Ron Paul has gotten some trace traction with Puerto Ricans and Florida Hispanics recently. That doesn’t fix the fact that all his homies in Texas who have voted for him every year hate local Hispanics. His rhetoric sounds good sometimes because it seems so constitutional. Can you take a quick look at his immigration and border policies and tell me what kind of mess it would make (or not) for a Mexican-American to pick Ron Paul, much less anyone, in the GOP?
Valley Vato
I actually know more than a few Mexicans who are Ron Paul supporters (shout-out to P. Sergio!) because — as I’ve noted many times before — Mexicans are natural libertarians: want the government out of their lives, hate the drug war, and love money. But when it comes to the issue of immigration, Paul is two tacos short of a combo plate. For a man who believes in open commerce, he wants to severely regulate immigration. For someone who believes in people being able to determine their own lives free of governmental diktat, he doesn’t support the DREAM Act and wants to repeal birthright citizenship.
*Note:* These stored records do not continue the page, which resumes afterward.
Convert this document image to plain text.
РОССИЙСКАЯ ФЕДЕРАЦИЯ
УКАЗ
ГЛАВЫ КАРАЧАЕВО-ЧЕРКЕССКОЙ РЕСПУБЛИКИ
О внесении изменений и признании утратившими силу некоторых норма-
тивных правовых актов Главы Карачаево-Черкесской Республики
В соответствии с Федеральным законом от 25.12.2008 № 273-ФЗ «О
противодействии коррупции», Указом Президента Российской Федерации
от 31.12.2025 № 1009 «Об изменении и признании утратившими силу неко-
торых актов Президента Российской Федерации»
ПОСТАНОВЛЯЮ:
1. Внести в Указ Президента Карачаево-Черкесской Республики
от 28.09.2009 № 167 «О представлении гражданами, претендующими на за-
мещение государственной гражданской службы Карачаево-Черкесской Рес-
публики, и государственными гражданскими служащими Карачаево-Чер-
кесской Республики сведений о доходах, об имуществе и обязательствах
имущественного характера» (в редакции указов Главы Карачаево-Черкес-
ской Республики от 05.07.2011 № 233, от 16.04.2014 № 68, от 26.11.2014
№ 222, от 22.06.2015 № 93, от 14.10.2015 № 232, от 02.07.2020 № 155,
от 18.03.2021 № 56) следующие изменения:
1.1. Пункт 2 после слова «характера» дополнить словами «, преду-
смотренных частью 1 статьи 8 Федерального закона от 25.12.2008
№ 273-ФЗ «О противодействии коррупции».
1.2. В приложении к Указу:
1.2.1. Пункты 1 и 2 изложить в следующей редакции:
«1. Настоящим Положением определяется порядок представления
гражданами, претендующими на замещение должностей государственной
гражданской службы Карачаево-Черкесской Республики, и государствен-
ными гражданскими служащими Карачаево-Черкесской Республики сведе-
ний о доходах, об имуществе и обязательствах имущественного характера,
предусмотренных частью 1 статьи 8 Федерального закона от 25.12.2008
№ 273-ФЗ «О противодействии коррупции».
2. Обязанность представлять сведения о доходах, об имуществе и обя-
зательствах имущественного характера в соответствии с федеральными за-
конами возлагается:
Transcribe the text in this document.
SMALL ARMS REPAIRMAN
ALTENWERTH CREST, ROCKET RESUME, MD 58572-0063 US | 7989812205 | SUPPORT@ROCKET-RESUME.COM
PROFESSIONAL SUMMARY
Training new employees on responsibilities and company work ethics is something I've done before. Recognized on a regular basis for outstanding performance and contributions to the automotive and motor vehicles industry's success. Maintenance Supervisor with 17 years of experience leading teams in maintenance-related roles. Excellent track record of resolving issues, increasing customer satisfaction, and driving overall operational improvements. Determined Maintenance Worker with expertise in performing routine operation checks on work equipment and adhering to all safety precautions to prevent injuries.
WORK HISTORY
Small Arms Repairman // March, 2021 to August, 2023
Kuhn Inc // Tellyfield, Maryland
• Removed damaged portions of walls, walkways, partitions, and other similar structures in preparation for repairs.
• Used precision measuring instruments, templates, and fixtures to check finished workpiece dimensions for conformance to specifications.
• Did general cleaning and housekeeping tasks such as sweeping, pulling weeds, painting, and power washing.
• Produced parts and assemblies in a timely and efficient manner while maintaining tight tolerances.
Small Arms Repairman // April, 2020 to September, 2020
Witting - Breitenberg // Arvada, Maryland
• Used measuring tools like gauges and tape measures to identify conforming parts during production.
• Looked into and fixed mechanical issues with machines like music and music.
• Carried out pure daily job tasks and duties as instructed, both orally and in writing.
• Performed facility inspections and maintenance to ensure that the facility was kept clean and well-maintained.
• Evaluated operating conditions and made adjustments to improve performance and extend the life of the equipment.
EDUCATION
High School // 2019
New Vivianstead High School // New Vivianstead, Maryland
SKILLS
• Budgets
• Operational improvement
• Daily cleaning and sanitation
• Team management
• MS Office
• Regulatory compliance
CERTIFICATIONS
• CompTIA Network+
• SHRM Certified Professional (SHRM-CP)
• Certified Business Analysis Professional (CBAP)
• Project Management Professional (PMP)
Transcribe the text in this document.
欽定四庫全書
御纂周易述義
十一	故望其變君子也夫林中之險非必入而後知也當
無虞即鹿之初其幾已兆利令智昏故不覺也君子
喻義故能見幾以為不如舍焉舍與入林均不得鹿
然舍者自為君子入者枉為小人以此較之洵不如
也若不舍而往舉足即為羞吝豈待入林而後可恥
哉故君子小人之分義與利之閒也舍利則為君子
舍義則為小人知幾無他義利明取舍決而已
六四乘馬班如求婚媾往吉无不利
For someone so right-on about America’s imperial wars, he’d have America’s military patrol the U.S-Mexico border. That Ron Paul’s immigration policy is basically no different than that of his Republican colleagues in the face of an otherwise-impressive policy platform is costing him millions of Mexi votes and is the biggest disappointment a liberty-loving Mexican has faced since the Mexican national soccer team.